Pazarlama Sanatı

17.12.2021

Pazarlamayı uygulamak için onun ne olduğunu bilmek gerekir. Pazarlama tek bir cümle ile anlatılamaz. Jack Trout’ un kitaplarında belirttiği gibi ‘Pazarlama zihinsel bir oyundur.’ Eğer pazarlamayı zihinsel bir oyun olarak kabul eder isek oyunu kurallarına göre oynamak gerekir. Kuralına göre oynanmayan oyunlar ya kaybedilir ya da sizi hilekarlığa mahkum eder.

Pazarlama dediğimiz kavram, şirketin herhangi bir ürünü ya da hizmeti üretmesinden veya ürettiği ürünü ya da hizmeti pazara sokmasından daha önce gelir. Pazarlamanın üretimden veya sunulacak hizmetten daha önce yapılmasındaki amaç ise marketi yoklamak, marketin ihtiyacına uygun pazarlama yapmaktır. Çünkü pazarlama, marketin ihtiyacı olan şeyi yaratmak demektir. Market=müşteri; yani pazarlama kesinlikle müşteri odaklı olmalıdır. Çünkü ürünü veya hizmeti satın alacak olan müşterilerdir. Demek ki pazarlama için müşterinin gereksinimlerini belirleme sanatı diyebiliriz.

Pazarlama stabil bir kavram değildir, yıllar geçtikçe teknoloji ve ekonomik faktörlere dayanarak değişkenlik gösterecektir. Günümüz teknolojileri nasıl hızla değişiyorsa, pazarlamanın şekli ve yöntemi de zamanla farklı bir hal alacaktır. Mesela, bir şirket ürün üretti ve bunu markete sokmak istiyor. Tahmin edersiniz ki her şirketin kendine has pazarlama stratejileri vardır; ama gidişat hep aynıdır; Ürün zihinlerden, fabrikaya, dağıtıcılara, toptancılara, perakendecilere ve oradan da nihai kullanıcılara ulaşır. Aslında ulaşırdı desek daha doğru olur; çünkü denildiği gibi pazarlama sürekli değişiyor ve günümüzde ürünü markete sokmak için eski yöntemlerden daha çok web siteleri, gazete, dergi, televizyon, e-posta gibi iletişim yöntemleri kullanılıyor. Ürün yine bir fabrikalarda üretiliyor; ama nihai kullanıcı onu satın almadan önce reklamlarda ya da internet ortamı sayesinde, raflardan önce ürün hakkında bilgi sahibi olabiliyor.

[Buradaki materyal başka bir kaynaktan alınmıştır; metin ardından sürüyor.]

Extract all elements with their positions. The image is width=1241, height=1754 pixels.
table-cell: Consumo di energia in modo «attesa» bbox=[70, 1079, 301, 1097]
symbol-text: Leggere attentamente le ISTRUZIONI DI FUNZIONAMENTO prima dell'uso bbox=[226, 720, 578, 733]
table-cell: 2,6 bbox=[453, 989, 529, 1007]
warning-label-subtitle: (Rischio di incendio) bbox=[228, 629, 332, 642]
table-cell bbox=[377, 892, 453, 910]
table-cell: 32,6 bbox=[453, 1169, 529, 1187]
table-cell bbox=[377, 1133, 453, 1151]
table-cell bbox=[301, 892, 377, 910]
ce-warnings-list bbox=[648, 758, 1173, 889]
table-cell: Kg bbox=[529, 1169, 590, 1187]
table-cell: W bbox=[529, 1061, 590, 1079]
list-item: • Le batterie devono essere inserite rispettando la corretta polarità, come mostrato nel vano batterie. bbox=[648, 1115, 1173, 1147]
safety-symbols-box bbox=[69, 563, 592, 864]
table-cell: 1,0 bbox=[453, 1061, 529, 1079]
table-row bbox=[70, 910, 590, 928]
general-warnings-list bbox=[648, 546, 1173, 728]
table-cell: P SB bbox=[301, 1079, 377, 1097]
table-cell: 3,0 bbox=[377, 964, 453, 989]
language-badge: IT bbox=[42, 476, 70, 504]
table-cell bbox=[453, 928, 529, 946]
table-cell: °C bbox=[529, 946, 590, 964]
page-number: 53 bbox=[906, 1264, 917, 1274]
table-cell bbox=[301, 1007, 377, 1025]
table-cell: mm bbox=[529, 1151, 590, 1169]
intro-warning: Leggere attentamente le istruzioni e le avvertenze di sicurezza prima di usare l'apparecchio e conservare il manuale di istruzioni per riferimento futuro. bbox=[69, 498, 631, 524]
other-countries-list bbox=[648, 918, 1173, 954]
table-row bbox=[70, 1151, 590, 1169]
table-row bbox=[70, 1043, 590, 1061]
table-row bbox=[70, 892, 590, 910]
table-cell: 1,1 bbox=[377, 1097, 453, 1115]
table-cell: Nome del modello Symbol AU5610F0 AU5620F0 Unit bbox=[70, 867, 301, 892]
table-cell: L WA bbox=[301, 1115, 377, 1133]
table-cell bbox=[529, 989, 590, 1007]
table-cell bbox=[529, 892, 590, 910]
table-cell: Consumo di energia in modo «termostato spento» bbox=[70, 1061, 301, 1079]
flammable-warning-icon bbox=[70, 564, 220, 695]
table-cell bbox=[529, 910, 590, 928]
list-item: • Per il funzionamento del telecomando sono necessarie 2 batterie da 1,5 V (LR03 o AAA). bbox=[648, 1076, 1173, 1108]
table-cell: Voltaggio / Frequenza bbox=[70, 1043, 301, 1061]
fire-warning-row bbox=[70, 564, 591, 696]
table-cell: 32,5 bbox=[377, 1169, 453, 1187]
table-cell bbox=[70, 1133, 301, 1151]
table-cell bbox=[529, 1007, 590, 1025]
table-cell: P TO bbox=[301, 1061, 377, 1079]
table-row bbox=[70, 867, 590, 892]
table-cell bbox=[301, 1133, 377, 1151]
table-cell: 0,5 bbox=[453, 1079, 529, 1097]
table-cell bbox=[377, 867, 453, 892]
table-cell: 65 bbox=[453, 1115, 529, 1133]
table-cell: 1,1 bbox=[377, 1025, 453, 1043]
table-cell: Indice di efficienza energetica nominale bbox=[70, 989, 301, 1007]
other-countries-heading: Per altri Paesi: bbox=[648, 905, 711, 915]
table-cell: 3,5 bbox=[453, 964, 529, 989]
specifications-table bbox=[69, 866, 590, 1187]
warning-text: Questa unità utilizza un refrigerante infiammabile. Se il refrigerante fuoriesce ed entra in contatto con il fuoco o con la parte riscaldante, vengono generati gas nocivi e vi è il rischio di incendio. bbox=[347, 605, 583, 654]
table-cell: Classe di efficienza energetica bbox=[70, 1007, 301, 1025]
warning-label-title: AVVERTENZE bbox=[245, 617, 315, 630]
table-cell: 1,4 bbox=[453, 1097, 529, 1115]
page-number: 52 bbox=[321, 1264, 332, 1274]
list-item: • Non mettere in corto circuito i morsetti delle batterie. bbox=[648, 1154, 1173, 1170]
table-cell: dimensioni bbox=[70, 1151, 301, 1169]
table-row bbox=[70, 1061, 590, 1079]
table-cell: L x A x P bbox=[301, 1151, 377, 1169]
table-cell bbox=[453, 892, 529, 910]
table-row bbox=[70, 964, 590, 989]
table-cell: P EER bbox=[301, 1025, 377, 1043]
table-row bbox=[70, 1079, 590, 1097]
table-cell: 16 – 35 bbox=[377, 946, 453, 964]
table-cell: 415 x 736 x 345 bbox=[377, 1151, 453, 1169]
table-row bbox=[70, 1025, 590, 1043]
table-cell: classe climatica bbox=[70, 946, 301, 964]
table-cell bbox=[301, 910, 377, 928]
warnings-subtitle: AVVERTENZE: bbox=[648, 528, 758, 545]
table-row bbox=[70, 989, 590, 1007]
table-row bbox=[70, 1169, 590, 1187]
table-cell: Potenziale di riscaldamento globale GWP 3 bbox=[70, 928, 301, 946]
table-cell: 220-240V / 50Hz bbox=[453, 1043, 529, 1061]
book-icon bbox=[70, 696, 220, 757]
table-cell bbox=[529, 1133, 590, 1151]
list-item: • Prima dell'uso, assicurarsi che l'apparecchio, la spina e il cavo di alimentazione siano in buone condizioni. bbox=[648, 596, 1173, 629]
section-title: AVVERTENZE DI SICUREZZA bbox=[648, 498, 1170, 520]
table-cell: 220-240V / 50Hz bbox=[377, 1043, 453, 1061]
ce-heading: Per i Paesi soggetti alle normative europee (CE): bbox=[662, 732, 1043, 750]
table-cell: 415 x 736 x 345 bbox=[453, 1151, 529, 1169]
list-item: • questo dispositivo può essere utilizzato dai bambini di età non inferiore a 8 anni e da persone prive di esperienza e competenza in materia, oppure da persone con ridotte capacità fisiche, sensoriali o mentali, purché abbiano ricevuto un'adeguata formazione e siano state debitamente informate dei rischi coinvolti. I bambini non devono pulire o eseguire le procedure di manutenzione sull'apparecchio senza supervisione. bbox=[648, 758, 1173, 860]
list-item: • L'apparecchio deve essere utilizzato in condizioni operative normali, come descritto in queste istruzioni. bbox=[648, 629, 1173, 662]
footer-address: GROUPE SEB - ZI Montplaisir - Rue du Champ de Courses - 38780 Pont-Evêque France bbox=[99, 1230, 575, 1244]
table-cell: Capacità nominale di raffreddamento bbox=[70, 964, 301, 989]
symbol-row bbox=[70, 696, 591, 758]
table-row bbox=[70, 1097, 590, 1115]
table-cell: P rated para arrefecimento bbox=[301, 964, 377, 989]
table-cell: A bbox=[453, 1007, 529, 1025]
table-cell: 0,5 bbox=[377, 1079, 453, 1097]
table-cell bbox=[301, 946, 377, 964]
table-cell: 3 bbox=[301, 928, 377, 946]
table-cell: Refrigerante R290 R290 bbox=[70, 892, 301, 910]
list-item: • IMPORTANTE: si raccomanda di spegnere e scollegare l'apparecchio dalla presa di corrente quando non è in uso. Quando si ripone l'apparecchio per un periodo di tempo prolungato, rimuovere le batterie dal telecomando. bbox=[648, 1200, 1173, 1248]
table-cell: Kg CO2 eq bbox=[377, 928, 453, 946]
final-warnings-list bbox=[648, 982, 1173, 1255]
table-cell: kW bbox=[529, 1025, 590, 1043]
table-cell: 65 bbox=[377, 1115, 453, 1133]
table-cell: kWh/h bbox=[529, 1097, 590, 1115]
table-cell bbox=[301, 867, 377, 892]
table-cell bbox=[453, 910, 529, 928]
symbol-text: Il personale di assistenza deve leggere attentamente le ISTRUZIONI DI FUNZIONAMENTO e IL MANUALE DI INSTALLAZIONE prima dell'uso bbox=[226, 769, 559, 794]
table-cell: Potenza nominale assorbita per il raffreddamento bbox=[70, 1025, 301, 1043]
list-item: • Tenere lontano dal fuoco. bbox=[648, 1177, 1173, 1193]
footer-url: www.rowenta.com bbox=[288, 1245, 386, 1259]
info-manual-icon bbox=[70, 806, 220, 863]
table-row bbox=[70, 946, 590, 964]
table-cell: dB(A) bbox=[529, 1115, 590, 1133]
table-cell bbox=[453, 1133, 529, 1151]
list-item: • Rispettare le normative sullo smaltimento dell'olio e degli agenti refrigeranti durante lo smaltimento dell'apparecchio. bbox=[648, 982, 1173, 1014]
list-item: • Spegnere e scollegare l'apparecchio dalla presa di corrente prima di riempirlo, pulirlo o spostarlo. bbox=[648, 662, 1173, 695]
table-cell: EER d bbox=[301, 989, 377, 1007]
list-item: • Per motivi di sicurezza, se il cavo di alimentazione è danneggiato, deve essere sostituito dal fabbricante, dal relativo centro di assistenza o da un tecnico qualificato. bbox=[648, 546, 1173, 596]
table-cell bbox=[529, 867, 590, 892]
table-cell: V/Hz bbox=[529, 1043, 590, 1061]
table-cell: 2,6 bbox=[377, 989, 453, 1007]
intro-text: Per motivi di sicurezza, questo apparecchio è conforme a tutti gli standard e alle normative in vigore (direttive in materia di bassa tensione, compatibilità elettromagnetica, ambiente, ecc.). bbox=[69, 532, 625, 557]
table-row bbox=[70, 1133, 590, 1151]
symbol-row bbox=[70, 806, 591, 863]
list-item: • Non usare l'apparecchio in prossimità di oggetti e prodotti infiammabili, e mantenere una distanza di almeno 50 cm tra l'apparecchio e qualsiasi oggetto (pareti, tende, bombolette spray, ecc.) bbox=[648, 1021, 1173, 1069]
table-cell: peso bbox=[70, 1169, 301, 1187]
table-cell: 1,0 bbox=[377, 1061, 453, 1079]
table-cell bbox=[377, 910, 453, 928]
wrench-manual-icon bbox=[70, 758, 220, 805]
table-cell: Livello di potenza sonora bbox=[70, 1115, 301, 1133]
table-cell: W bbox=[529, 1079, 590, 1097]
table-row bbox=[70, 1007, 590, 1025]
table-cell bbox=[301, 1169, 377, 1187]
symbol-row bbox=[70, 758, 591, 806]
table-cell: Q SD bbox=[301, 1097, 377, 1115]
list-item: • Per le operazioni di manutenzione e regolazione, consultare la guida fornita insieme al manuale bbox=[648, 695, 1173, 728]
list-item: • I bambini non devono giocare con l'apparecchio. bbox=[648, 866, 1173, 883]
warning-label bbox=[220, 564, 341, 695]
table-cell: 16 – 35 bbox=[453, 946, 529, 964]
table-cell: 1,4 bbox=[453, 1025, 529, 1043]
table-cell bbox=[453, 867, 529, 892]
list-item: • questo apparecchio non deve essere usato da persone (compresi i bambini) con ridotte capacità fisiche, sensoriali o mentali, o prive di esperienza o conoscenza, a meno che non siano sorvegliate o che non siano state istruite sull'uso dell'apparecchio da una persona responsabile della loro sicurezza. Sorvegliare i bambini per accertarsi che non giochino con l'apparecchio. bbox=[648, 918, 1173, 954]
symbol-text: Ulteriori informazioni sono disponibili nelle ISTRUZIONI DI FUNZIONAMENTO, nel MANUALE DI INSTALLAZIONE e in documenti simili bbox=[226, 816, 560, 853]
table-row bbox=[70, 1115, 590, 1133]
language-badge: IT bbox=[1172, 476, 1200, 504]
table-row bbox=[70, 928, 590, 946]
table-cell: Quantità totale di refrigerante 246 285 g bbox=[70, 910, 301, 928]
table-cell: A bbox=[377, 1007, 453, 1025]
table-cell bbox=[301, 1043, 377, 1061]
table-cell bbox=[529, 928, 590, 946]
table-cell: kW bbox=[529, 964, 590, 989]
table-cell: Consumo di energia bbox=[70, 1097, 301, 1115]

Bir marka için ilk olmak her zaman önemlidir. Tüketicinin zihninde ilk olarak konumlanan bir marka, her daim akılda kalıcılığı sağlayabilir. Bilindik en iyi örneklerden biri ‘Selpak’ markasıdır. Selpak, bir kağıt mendil markasıdır. Tüketicilerin zihninde marka, ürünün tanımından daha önce geldiği için çoğu insan kağıt mendile ‘Selpak’ der. Bu da bizi oyunumuzda bir üst seviye olan liderlik bölümüne taşıyor. İsminden dolayı akıllarda kalması oldukça zor olan bilgisayar markaları sayabiliriz; fakat Apple denildiği zaman herkesin zihninde beliren kavram bellidir. Bir markanın iletişiminin hızlı ve açık olması, onun zihinlerde konumlanmasını kolaylaştırabilir. Eskiden yapılan reklamların uzunluğu ve karmaşıklığı ile şimdikileri karşılaştırırsak aradaki farkı görmemek imkansızdır.

Aynı ürünü üretmek demek sizin farklı bir kategori oluşturamayacağınız anlamına gelmez. Birçok otomobil üreticisi markası var ve hepsi kendi kategorilerini oluşturmuş durumdadır. ‘Mercedes’ denilince akla ilk mühendislik gelir, ‘Volvo’ denilince emniyet, ‘BMW’ de ise performans. Markaların kategori oluşturmaları onların ayırt edici özelliklerini ortaya çıkarır. Ve akılda kalıcılığını ciddi anlamda arttırır.

Günümüzde, pazarlamanın önünde basitlik kavramı yatıyor gibi gözüküyor. Markamızı ne kadar sade ve net anlatırsak, zihinlerde kalıcılığı sağlamak bir o kadar rahat olabilir. Bu kuralları uygularken de tek olmayı unutmamalıyız.

Tüm sektöre ve okurlarımıza sağlıklı, mutlu ve umutlarla dolu bir yeni yıl dilerim. Maddi, manevi geçirdiğimiz bu zor sürecin yeni yılda son bulmasını diliyorum.